John on April 26, 2010 at 1:33 pm
I love this:
In declaring May 20th to be “Everybody Draw Muhammad Day,” Seattle artist Molly Norris created a poster-like cartoon showing many objects — from a cup of coffee to a box of pasta to a tomato — all claiming to be the likeness of Muhammad.
[...]On Friday, Norris told a radio talk show host in Seattle that she came up with the idea because “as a cartoonist, I just felt so much passion about what had happened…” noting that “it’s a cartoonist’s job to be non-PC.”
That passion, it appears, has lessened. And fast.
Her stark website today reads: “”I am NOT involved in “Everybody Draw Mohammd [sic] Day!”
Once it became a national story she reeled back, asking [blogger Dan] Savage — in an email he provided to The Ticket — if he would “be kind enough to switch out my poster” with another one — a much tamer version which has no images attributed to Muhammad.
“I am sort of freaked out about my name/image being all over the place,” her e-mail reads.
But wait there’s more:
The creator of a Facebook page dedicated to the day has bowed out as well. Jon Wellington told the Washington Post (before abandoning ship) that he created the page because he “loved [Norris's] creative approach to the whole thing — whimsical and nonjudgmental.”
While he was still associated with his own event he said: “To me, this is all about freedom of expression and tolerance of other viewpoints, so I hope you’ll help make this a sandbox that anyone can play in, if they want. I don’t think it’d be right under the circumstances for me (or anyone) to censor inflammatory posts *ahem*, but let’s be welcoming and inclusive, mmkay?”
Apparently the posts weren’t “welcoming” enough, as on Sunday morning he announced his departure from the cause. “I am aghast that so many people are posting deeply offensive pictures of the Prophet,” he writes. “Y’all go ahead if that’s your bag, but count me out.”
Clearly, these people are cowards. That said, I’m not particularly sad to see this idea die.
For the record, in five years of blogging I’ve never censored a single comment on this blog, even the ones that call me every name in the book. I’m a free speech zealot and I’m not afraid of offending Muslims.
That said, I chose a middle road when the original cartoon controversy broke. I did so because it became pretty obvious that a lot of the people pushing the cartoons had a humanist/atheist bent. They weren’t advocating free speech per se, they were advocating giving a big FU to religious believers of all stripes. The cartoons just provided a convenient pretext for them to go after Muslims. As I said at the time:
This is a war between a brand of Islam and a brand of Enlightenment secularism. Both sides have in common that when not bashing each other they tend to be bashing Christianity. I chose to be here in the middle getting hit from both sides so there’s no point whining about it. I’m used to turning the other cheek. Just don’t expect me to jump into the fray when the creeps on both sides start hitting each other for a change. When your enemies start a war, keep your head down and hope they both lose.

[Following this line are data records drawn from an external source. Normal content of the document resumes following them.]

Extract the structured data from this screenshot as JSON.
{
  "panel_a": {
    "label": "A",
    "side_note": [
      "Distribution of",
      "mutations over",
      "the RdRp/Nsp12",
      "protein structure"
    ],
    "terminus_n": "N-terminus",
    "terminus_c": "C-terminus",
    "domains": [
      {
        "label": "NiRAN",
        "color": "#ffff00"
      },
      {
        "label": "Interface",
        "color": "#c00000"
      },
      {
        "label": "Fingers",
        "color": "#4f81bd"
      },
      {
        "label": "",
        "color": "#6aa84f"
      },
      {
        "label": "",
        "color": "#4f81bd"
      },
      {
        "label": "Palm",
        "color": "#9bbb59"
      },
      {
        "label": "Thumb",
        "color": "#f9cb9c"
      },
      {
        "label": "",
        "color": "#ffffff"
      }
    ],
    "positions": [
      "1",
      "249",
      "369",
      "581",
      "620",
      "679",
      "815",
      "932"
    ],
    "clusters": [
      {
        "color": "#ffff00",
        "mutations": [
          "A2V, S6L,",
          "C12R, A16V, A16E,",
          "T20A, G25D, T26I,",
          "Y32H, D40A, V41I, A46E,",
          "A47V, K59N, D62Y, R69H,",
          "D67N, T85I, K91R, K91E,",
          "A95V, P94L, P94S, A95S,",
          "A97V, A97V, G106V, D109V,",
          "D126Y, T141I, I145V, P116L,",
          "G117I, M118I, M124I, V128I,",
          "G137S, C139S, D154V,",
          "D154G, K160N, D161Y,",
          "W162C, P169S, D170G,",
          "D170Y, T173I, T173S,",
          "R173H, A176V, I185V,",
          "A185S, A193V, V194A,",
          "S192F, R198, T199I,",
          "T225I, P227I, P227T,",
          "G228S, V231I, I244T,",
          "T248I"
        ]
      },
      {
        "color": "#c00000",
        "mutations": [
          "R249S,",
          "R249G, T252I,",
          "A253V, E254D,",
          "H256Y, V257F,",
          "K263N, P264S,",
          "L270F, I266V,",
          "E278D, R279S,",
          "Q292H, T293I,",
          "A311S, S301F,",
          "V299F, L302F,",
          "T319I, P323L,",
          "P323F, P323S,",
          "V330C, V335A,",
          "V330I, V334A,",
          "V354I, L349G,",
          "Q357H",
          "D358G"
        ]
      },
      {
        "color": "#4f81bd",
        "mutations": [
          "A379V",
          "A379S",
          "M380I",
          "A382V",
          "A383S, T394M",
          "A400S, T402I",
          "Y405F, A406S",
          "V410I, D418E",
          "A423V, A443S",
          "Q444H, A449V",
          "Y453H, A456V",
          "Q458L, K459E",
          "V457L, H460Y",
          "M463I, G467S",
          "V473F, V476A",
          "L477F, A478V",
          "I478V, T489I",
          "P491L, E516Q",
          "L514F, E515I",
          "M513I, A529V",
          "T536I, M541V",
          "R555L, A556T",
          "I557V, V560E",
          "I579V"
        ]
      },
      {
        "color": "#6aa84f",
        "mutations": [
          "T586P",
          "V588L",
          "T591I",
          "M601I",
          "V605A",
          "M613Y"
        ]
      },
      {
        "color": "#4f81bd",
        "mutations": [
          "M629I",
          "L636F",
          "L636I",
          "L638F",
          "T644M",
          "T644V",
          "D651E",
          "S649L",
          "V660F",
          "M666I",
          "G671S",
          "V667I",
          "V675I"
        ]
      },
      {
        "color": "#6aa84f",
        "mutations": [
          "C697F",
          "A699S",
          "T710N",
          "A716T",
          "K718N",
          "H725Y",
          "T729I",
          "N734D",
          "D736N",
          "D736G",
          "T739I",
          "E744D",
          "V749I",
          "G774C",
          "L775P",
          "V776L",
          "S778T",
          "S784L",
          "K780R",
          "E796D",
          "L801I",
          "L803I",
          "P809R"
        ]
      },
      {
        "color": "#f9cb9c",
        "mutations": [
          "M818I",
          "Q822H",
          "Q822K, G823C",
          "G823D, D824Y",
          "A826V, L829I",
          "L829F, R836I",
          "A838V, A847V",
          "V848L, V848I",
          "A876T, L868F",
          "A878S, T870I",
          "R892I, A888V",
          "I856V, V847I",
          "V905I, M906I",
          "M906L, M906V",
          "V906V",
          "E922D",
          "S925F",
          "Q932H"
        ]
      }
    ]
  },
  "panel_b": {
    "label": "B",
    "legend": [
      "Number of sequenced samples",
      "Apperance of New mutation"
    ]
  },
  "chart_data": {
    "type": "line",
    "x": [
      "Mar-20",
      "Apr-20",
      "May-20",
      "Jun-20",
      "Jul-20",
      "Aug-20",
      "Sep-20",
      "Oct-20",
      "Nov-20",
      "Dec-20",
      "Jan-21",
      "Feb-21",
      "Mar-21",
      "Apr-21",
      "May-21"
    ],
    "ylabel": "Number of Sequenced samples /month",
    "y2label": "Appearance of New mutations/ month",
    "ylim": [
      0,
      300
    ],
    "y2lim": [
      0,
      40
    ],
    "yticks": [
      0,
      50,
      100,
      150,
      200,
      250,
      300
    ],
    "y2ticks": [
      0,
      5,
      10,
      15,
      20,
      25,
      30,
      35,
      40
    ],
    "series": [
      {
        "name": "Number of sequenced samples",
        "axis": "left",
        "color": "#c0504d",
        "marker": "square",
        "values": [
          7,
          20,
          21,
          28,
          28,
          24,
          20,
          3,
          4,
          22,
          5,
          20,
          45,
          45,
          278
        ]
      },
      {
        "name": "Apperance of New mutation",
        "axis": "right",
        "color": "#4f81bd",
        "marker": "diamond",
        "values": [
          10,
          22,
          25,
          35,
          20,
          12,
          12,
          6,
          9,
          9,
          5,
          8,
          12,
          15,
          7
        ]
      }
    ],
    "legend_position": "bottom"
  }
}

I guess I still feel that way. Secularism is a good (and Biblical) thing, but offending everyone to make a point to the tiny fraction who don’t agree with you is cultural carpet bombing. How about a bit more targeted attack on the offenders instead of just being offensive to everyone for no particular reason. At least South Park can claim to be funny occasionally. I don’t think we could expect as much from a bunch of Mohammed stick figures cartoons by amateurs.
So I’m with Althouse on this one.
And believe me, if it turns out that there’s a threat to free speech, I’ll be drawing and posting cartoons by the dozen. If you think creeps with knives and guns scare me, you don’t know me. Until then, I’d rather not deeply offend a bunch of mostly peaceful Muslims who never did anything to me. (But if you want to draw something really offensive and e-mail it directly to Hamas/Hezbollah, I love that idea.)